Strings from the Library of Babel: Random Sampling as a Strong Baseline for Prompt Optimisation
Yao Lu, Jiayi Wang, Raphael Tang, Sebastian Riedel, Pontus Stenetorp
TL;DR
The paper investigates whether randomly sampled tokens can serve as effective separators for prompt-style text classification, challenging the view that prompts must be task-focused or human-readable. It proposes a Random Separator Optimisation framework with three generation strategies and evaluates separators using a small labelled set, across nine datasets and eight models. The findings show that random vocabulary separators often outperform human-crafted prompts and are competitive with self-optimising methods, with an average improvement around 12% over human baselines and a roughly 40% chance that a random separator beats the human baseline on a given task. The results also reveal that instruction-tuned models are not essential for proposing separators, and the language space is rich with effective prompts, which has broad implications for prompt engineering and in-context learning, including generative tasks where CoT prompts show high variance. Overall, the study establishes random separators as a strong, simple baseline for prompt optimisation that can generalise across models and tasks and invites reevaluation of prompt design principles.
Abstract
Recent prompt optimisation approaches use the generative nature of language models to produce prompts -- even rivaling the performance of human-curated prompts. In this paper, we demonstrate that randomly sampling tokens from the model vocabulary as ``separators'' can be as effective as language models for prompt-style text classification. Our experiments show that random separators are competitive baselines, having less than a 1% difference compared to previous self-optimisation methods and showing a 12% average relative improvement over strong human baselines across nine text classification tasks and eight language models.

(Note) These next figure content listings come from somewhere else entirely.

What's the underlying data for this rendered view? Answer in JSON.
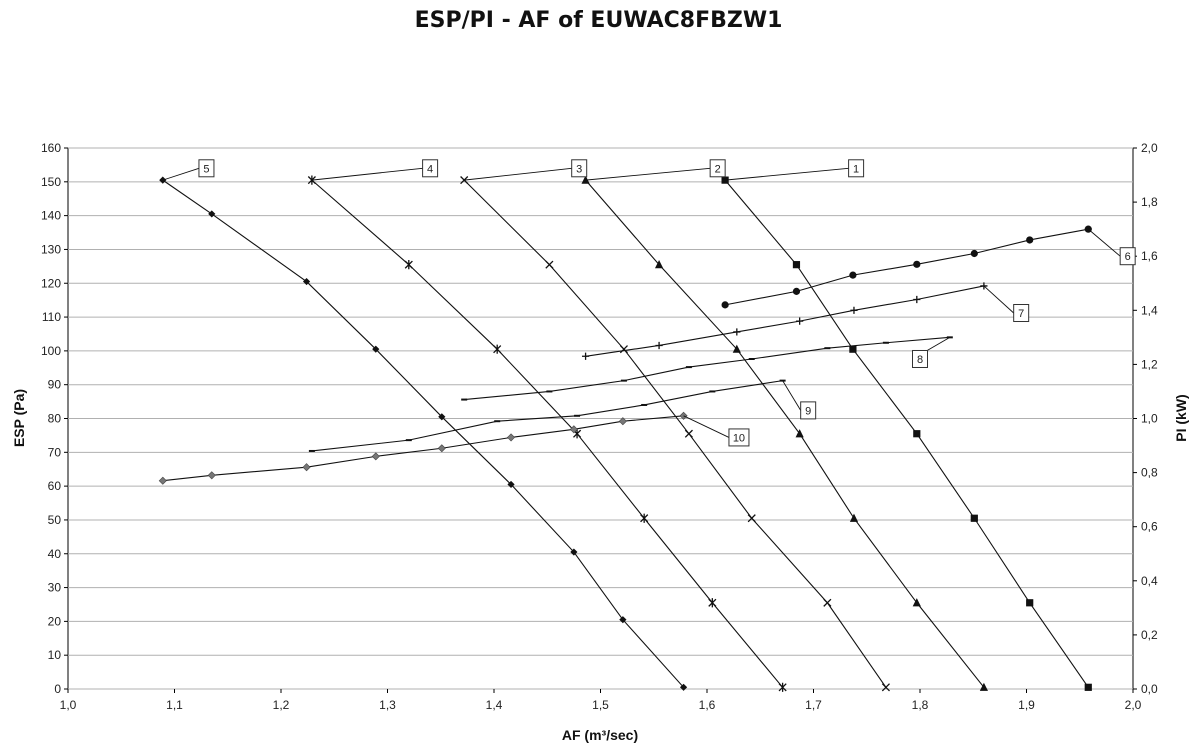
{
  "title": "ESP/PI - AF of EUWAC8FBZW1",
  "chart_data": {
    "type": "line",
    "title": "ESP/PI - AF of EUWAC8FBZW1",
    "xlabel": "AF (m³/sec)",
    "ylabel": "ESP (Pa)",
    "y2label": "PI (kW)",
    "xlim": [
      1.0,
      2.0
    ],
    "ylim": [
      0,
      160
    ],
    "y2lim": [
      0.0,
      2.0
    ],
    "x_ticks": [
      "1,0",
      "1,1",
      "1,2",
      "1,3",
      "1,4",
      "1,5",
      "1,6",
      "1,7",
      "1,8",
      "1,9",
      "2,0"
    ],
    "y_ticks": [
      "0",
      "10",
      "20",
      "30",
      "40",
      "50",
      "60",
      "70",
      "80",
      "90",
      "100",
      "110",
      "120",
      "130",
      "140",
      "150",
      "160"
    ],
    "y2_ticks": [
      "0,0",
      "0,2",
      "0,4",
      "0,6",
      "0,8",
      "1,0",
      "1,2",
      "1,4",
      "1,6",
      "1,8",
      "2,0"
    ],
    "grid": true,
    "series": [
      {
        "name": "1",
        "axis": "left",
        "marker": "square",
        "x": [
          1.617,
          1.684,
          1.737,
          1.797,
          1.851,
          1.903,
          1.958
        ],
        "y": [
          150.5,
          125.5,
          100.5,
          75.5,
          50.5,
          25.5,
          0.5
        ],
        "label_at": [
          1.74,
          154
        ]
      },
      {
        "name": "2",
        "axis": "left",
        "marker": "triangle",
        "x": [
          1.486,
          1.555,
          1.628,
          1.687,
          1.738,
          1.797,
          1.86
        ],
        "y": [
          150.5,
          125.5,
          100.5,
          75.5,
          50.5,
          25.5,
          0.5
        ],
        "label_at": [
          1.61,
          154
        ]
      },
      {
        "name": "3",
        "axis": "left",
        "marker": "x",
        "x": [
          1.372,
          1.452,
          1.522,
          1.583,
          1.642,
          1.713,
          1.768
        ],
        "y": [
          150.5,
          125.5,
          100.5,
          75.5,
          50.5,
          25.5,
          0.5
        ],
        "label_at": [
          1.48,
          154
        ]
      },
      {
        "name": "4",
        "axis": "left",
        "marker": "star",
        "x": [
          1.229,
          1.32,
          1.403,
          1.478,
          1.541,
          1.605,
          1.671
        ],
        "y": [
          150.5,
          125.5,
          100.5,
          75.5,
          50.5,
          25.5,
          0.5
        ],
        "label_at": [
          1.34,
          154
        ]
      },
      {
        "name": "5",
        "axis": "left",
        "marker": "diamond",
        "x": [
          1.089,
          1.135,
          1.224,
          1.289,
          1.351,
          1.416,
          1.475,
          1.521,
          1.578
        ],
        "y": [
          150.5,
          140.5,
          120.5,
          100.5,
          80.5,
          60.5,
          40.5,
          20.5,
          0.5
        ],
        "label_at": [
          1.13,
          154
        ]
      },
      {
        "name": "6",
        "axis": "right",
        "marker": "circle",
        "x": [
          1.617,
          1.684,
          1.737,
          1.797,
          1.851,
          1.903,
          1.958
        ],
        "y": [
          1.42,
          1.47,
          1.53,
          1.57,
          1.61,
          1.66,
          1.7
        ],
        "label_at": [
          1.995,
          1.6
        ]
      },
      {
        "name": "7",
        "axis": "right",
        "marker": "plus",
        "x": [
          1.486,
          1.555,
          1.628,
          1.687,
          1.738,
          1.797,
          1.86
        ],
        "y": [
          1.23,
          1.27,
          1.32,
          1.36,
          1.4,
          1.44,
          1.49
        ],
        "label_at": [
          1.895,
          1.39
        ]
      },
      {
        "name": "8",
        "axis": "right",
        "marker": "dash",
        "x": [
          1.372,
          1.452,
          1.522,
          1.583,
          1.642,
          1.713,
          1.768,
          1.828
        ],
        "y": [
          1.07,
          1.1,
          1.14,
          1.19,
          1.22,
          1.26,
          1.28,
          1.3
        ],
        "label_at": [
          1.8,
          1.22
        ]
      },
      {
        "name": "9",
        "axis": "right",
        "marker": "dash",
        "x": [
          1.229,
          1.32,
          1.403,
          1.478,
          1.541,
          1.605,
          1.671
        ],
        "y": [
          0.88,
          0.92,
          0.99,
          1.01,
          1.05,
          1.1,
          1.14
        ],
        "label_at": [
          1.695,
          1.03
        ]
      },
      {
        "name": "10",
        "axis": "right",
        "marker": "diamond-grey",
        "x": [
          1.089,
          1.135,
          1.224,
          1.289,
          1.351,
          1.416,
          1.475,
          1.521,
          1.578
        ],
        "y": [
          0.77,
          0.79,
          0.82,
          0.86,
          0.89,
          0.93,
          0.96,
          0.99,
          1.01
        ],
        "label_at": [
          1.63,
          0.93
        ]
      }
    ]
  }
}
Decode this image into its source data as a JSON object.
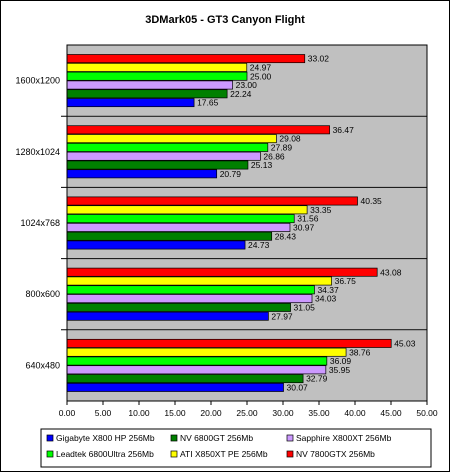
{
  "chart_data": {
    "type": "bar",
    "orientation": "horizontal",
    "title": "3DMark05 - GT3 Canyon Flight",
    "xlabel": "",
    "ylabel": "",
    "categories": [
      "1600x1200",
      "1280x1024",
      "1024x768",
      "800x600",
      "640x480"
    ],
    "series": [
      {
        "name": "NV 7800GTX 256Mb",
        "color": "#ff0000",
        "values": [
          33.02,
          36.47,
          40.35,
          43.08,
          45.03
        ]
      },
      {
        "name": "ATI X850XT PE 256Mb",
        "color": "#ffff00",
        "values": [
          24.97,
          29.08,
          33.35,
          36.75,
          38.76
        ]
      },
      {
        "name": "Leadtek 6800Ultra 256Mb",
        "color": "#00ff00",
        "values": [
          25.0,
          27.89,
          31.56,
          34.37,
          36.09
        ]
      },
      {
        "name": "Sapphire X800XT 256Mb",
        "color": "#cc99ff",
        "values": [
          23.0,
          26.86,
          30.97,
          34.03,
          35.95
        ]
      },
      {
        "name": "NV 6800GT 256Mb",
        "color": "#008000",
        "values": [
          22.24,
          25.13,
          28.43,
          31.05,
          32.79
        ]
      },
      {
        "name": "Gigabyte X800 HP 256Mb",
        "color": "#0000ff",
        "values": [
          17.65,
          20.79,
          24.73,
          27.97,
          30.07
        ]
      }
    ],
    "xlim": [
      0,
      50
    ],
    "xticks": [
      "0.00",
      "5.00",
      "10.00",
      "15.00",
      "20.00",
      "25.00",
      "30.00",
      "35.00",
      "40.00",
      "45.00",
      "50.00"
    ],
    "value_labels": [
      [
        "33.02",
        "36.47",
        "40.35",
        "43.08",
        "45.03"
      ],
      [
        "24.97",
        "29.08",
        "33.35",
        "36.75",
        "38.76"
      ],
      [
        "25.00",
        "27.89",
        "31.56",
        "34.37",
        "36.09"
      ],
      [
        "23.00",
        "26.86",
        "30.97",
        "34.03",
        "35.95"
      ],
      [
        "22.24",
        "25.13",
        "28.43",
        "31.05",
        "32.79"
      ],
      [
        "17.65",
        "20.79",
        "24.73",
        "27.97",
        "30.07"
      ]
    ],
    "grid": false,
    "legend_position": "bottom",
    "legend_order": [
      5,
      4,
      3,
      2,
      1,
      0
    ],
    "category_background": "#c0c0c0"
  }
}
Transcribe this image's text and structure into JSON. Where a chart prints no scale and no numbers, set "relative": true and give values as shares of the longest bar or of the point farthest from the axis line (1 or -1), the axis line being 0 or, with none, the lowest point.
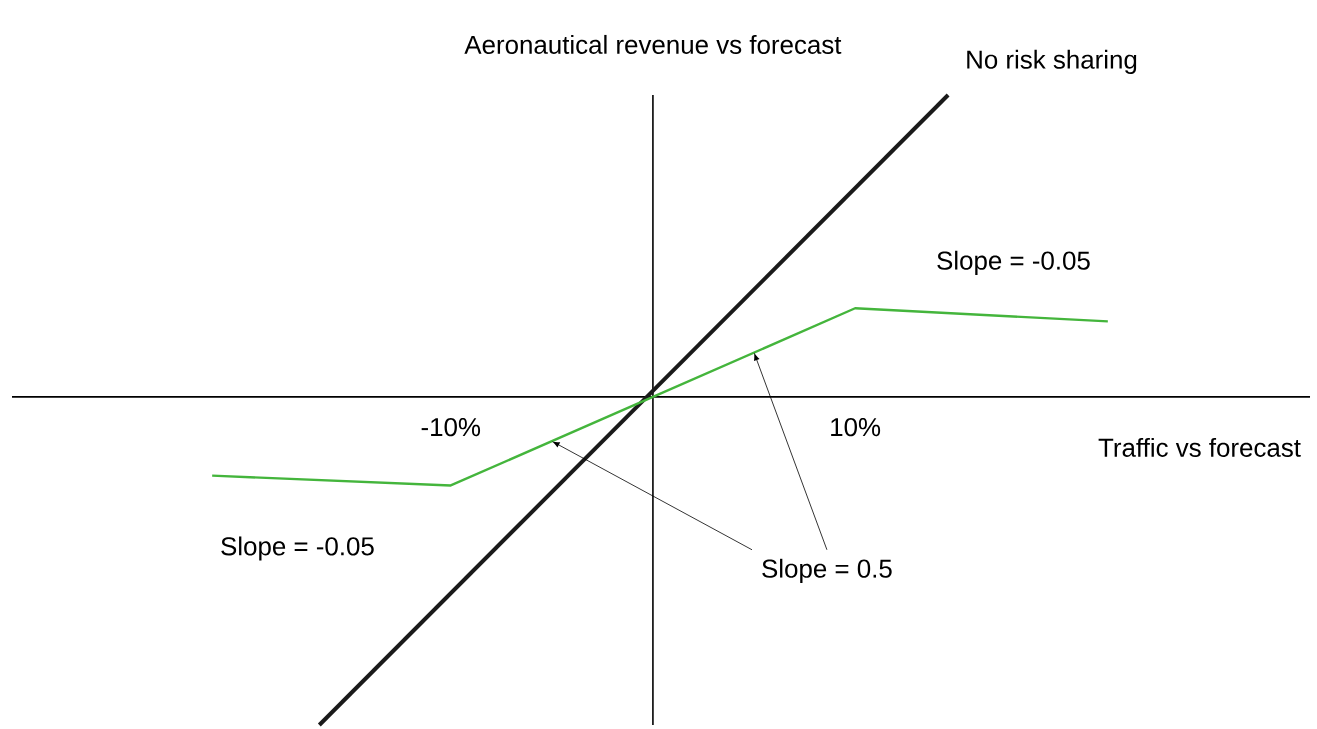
{
  "chart_data": {
    "type": "line",
    "relative": true,
    "xlabel": "Traffic vs forecast",
    "ylabel": "Aeronautical revenue vs forecast",
    "xlim": [
      -31.7,
      32.5
    ],
    "xticks": [
      {
        "value": -10,
        "label": "-10%"
      },
      {
        "value": 10,
        "label": "10%"
      }
    ],
    "series": [
      {
        "name": "No risk sharing",
        "color": "#1a1a1a",
        "x": [
          -16.5,
          14.6
        ],
        "values": [
          -1,
          0.92
        ]
      },
      {
        "color": "#44b53c",
        "x": [
          -21.8,
          -10,
          0,
          10,
          22.5
        ],
        "values": [
          -0.24,
          -0.27,
          0,
          0.27,
          0.23
        ]
      }
    ],
    "annotations": [
      "Slope = -0.05",
      "Slope = -0.05",
      "Slope = 0.5"
    ],
    "grid": false
  }
}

We further analyse this phenomenon in detail using three different random generation strategies, establishing that the language space is rich with potentially good separators, with a greater than 40% average chance that a randomly drawn separator performs better than human-curated separators. These observations challenge the common assumption that an effective prompt should be human readable or task relevant and establish a strong baseline for prompt optimisation research.